What portion of Trump‑era deportations were Title 42 expulsions versus formal ICE interior removals (FY2017–FY2020)?
Executive summary
From FY2017 through FY2019, the vast bulk of government‑counted deportation actions under the Trump administration were formal removals and enforcement returns rather than Title 42 expulsions, because the public‑health Title 42 authority was not used until March 2020; interior removals in those years were measurable (but below the peak years of the 2000s) and never exceeded roughly 100,000 in annual interior removals through 2019 [1]. Title 42 expulsions only began in March 2020, so while they contribute to FY2020 totals they represent a small or emerging share of the four‑year FY2017–FY2020 window; available reporting does not publish a single, source‑verified tally that allows an exact percentage split of Title 42 expulsions versus formal ICE interior removals for FY2017–FY2020 [2] [3] [1].
1. Why the question is tricky: definitions, agencies and reporting differences
The federal statistics landscape treats removals, enforcement returns, administrative returns and expulsions differently; many analysts and news outlets treat “deportations” variably — Migration Policy defines deportation as removals plus enforcement returns, while Title 42 expulsions were labeled “expulsions” or “repatriations” rather than removals in much reporting [4] [3]. ICE’s public dashboard and CBP’s Title 42 reports are separate datasets, and ICE itself notes that its “Title 42 expulsions” table represents only flights carried out by ICE and points readers to CBP for comprehensive Title 42 data — a fragmentation that makes an apples‑to‑apples FY2017–FY2020 split difficult without reconciling two agency feeds [2].

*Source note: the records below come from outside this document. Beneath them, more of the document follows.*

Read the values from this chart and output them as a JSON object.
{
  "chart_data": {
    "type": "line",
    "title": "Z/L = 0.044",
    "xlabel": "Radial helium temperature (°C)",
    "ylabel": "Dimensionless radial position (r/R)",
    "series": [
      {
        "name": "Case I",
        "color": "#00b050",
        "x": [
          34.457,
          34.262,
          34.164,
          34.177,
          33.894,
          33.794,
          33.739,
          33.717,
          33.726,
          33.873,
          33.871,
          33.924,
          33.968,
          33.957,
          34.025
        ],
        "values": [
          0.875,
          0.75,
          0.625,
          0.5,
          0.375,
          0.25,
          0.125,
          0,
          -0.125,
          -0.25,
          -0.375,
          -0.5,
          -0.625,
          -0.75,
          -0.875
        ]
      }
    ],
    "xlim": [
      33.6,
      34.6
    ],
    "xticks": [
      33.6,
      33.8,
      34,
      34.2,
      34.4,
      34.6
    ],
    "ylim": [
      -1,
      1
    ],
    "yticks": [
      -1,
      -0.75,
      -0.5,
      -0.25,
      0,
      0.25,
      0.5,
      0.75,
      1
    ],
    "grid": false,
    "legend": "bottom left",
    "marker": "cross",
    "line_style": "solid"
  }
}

2. What the sources do show about formal ICE (interior) removals in FY2017–FY2020
Independent analysis and ICE summaries indicate that interior removals rose relative to the immediate pre‑Trump years but remained well below the 2008–2012 highs; interior removals in 2017–2019 never exceeded about 100,000 per year in the public analyses available [1]. More granular reporting cites total ICE removals in FY2017 on the order of the low‑to‑mid hundreds of thousands when border removals are included, with ICE removals dropping in 2020 amid the pandemic to around 122,000 for that fiscal year according to one compilation [5] [1].
3. What the sources show about Title 42 expulsions during this period
Title 42 — a public‑health authority used to expel border crossers without standard immigration processing — was invoked in March 2020, and large Title 42 expulsion totals are primarily documented from that point forward; Migration Policy highlights the scale of Title 42 expulsions across the pandemic period (March 2020–May 2023), but the bulk of the three million expulsions it cites occurred after the FY2017–FY2020 window and largely under the Biden administration rather than during Trump’s earlier years [4]. ICE’s own guidance makes clear that comprehensive Title 42 numbers are maintained by CBP and that ICE’s published Title 42 flight data are only a subset, meaning public ICE tables do not capture the full universe of expulsions necessary to compute an exact FY2020 share [2].
4. Bottom line estimate and caveats
Given that Title 42 did not exist as an operational expulsions tool until March 2020, the four‑year period FY2017–FY2020 was dominated by conventional removals and enforcement returns for FY2017–FY2019, and only a partial FY2020 exposure to Title 42 expulsions occurred [1] [5] [2]. Because ICE and CBP publish expulsions and removals in separate — not fully reconciled — datasets and because public analyses classify “deportations” differently, the sources provided do not support producing a single, authoritative percentage split of “what portion” of FY2017–FY2020 deportation‑era departures were Title 42 expulsions versus formal ICE interior removals; the best defensible characterization from these sources is that formal removals constituted the dominant share of deportation‑style actions in FY2017–FY2019 and Title 42 expulsions began contributing to FY2020 totals after March 2020 [1] [2] [4].
5. Political framing and reporting incentives
Advocates, think tanks and newsrooms often conflate “deportations,” “removals” and “expulsions” for emphasis: some outlets emphasize large removal counts to portray aggressive interior enforcement [1], while other analyses focus on Title 42’s massive expulsions during the pandemic to critique border policy [4]. ICE’s split reporting and CBP’s separate Title 42 dataset create an information environment that can be selectively cited to advance policy or political narratives; the primary hidden agenda in many debates is whether to count expulsions as “deportations” — a definitional choice that substantially alters the apparent scale of any administration’s enforcement record [3] [2].